The World Health Organization (WHO) plans to reduce its workforce and scale back operations following a significant funding shortfall, according to an internal memo seen by Reuters. This move comes as the agency grapples with a $600 million income gap caused by the U.S. withdrawal and reduced development assistance from other countries.
The United States, formerly the WHO’s largest contributor at around 18% of its funding, officially withdrew support in January under President Donald Trump’s administration, citing the agency’s response to COVID-19 and other health crises. The loss of U.S. support, paired with global cuts in development aid—redirected to military budgets—has forced WHO to reassess its operations.
The memo, dated March 28 and signed by WHO Director-General Tedros Adhanom Ghebreyesus, reveals a proposed 21% budget cut for the 2026–2027 cycle—from $5.3 billion to $4.2 billion. An earlier reduction in February had already lowered the proposed budget to $4.9 billion.
Facing no alternative, WHO will reduce staff at all levels, starting with senior leadership at its Geneva headquarters, where over a quarter of its 9,473 employees are based.
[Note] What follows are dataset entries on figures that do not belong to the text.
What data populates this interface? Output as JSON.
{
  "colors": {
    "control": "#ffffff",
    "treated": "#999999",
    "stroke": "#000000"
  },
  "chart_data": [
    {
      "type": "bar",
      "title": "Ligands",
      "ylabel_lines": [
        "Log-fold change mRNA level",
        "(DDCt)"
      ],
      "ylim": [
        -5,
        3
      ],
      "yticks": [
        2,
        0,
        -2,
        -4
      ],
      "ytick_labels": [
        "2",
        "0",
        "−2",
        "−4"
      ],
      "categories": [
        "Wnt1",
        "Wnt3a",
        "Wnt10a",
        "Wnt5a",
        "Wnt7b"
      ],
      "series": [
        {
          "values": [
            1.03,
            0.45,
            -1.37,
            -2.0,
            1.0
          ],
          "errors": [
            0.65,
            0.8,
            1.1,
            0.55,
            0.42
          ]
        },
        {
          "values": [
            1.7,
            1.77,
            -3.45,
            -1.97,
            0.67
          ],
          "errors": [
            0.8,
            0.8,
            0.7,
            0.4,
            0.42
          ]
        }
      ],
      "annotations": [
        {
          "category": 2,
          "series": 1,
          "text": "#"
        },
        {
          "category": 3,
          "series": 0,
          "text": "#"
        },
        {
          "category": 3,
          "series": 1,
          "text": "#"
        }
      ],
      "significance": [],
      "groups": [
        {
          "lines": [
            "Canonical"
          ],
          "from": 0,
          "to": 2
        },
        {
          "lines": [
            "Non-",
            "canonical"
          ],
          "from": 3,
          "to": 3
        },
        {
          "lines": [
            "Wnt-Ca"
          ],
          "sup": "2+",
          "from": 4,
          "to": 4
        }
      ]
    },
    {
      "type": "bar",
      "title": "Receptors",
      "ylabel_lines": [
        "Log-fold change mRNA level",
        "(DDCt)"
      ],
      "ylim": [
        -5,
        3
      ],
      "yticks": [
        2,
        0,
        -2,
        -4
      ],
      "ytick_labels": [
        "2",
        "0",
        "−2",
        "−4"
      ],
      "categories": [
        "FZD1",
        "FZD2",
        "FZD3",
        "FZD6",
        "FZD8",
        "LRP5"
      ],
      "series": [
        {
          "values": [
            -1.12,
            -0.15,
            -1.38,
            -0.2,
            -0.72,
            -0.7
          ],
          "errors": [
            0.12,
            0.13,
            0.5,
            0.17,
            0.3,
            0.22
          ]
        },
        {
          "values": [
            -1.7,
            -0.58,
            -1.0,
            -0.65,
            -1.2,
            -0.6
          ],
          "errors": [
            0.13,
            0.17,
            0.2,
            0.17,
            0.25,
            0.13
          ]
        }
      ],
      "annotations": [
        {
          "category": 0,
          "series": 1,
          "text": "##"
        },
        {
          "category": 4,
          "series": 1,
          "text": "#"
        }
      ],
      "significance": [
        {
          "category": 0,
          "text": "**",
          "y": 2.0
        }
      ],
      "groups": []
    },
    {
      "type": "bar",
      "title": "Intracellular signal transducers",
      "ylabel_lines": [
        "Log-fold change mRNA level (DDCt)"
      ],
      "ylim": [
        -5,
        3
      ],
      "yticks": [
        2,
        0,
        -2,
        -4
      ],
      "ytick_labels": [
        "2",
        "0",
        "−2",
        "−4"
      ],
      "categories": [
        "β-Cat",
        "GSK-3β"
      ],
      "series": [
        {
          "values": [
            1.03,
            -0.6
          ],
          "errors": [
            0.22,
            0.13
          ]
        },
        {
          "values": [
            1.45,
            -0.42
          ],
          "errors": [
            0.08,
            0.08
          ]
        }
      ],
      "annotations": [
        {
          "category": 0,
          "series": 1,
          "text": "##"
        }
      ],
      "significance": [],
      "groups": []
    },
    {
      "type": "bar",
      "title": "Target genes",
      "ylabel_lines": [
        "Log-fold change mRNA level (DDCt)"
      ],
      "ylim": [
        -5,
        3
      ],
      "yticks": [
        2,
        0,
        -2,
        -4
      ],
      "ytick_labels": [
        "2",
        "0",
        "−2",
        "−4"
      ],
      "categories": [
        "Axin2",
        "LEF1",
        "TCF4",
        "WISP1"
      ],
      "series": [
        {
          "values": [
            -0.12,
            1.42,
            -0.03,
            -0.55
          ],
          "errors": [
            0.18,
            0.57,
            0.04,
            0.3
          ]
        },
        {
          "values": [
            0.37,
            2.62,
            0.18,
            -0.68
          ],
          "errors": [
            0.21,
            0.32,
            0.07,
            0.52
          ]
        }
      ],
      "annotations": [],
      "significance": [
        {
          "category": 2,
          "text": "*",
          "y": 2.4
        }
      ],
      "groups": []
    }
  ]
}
The organization plans to finalize decisions on program and resource prioritization by the end of April.
A separate internal memo from March 10 disclosed the implementation of a one-year cap on staff contracts and emphasized efforts to secure new funding from countries, private donors, and philanthropists.
This financial crisis could significantly affect WHO's global health initiatives, underscoring the need for sustained multilateral support to maintain the organization’s vital public health mission.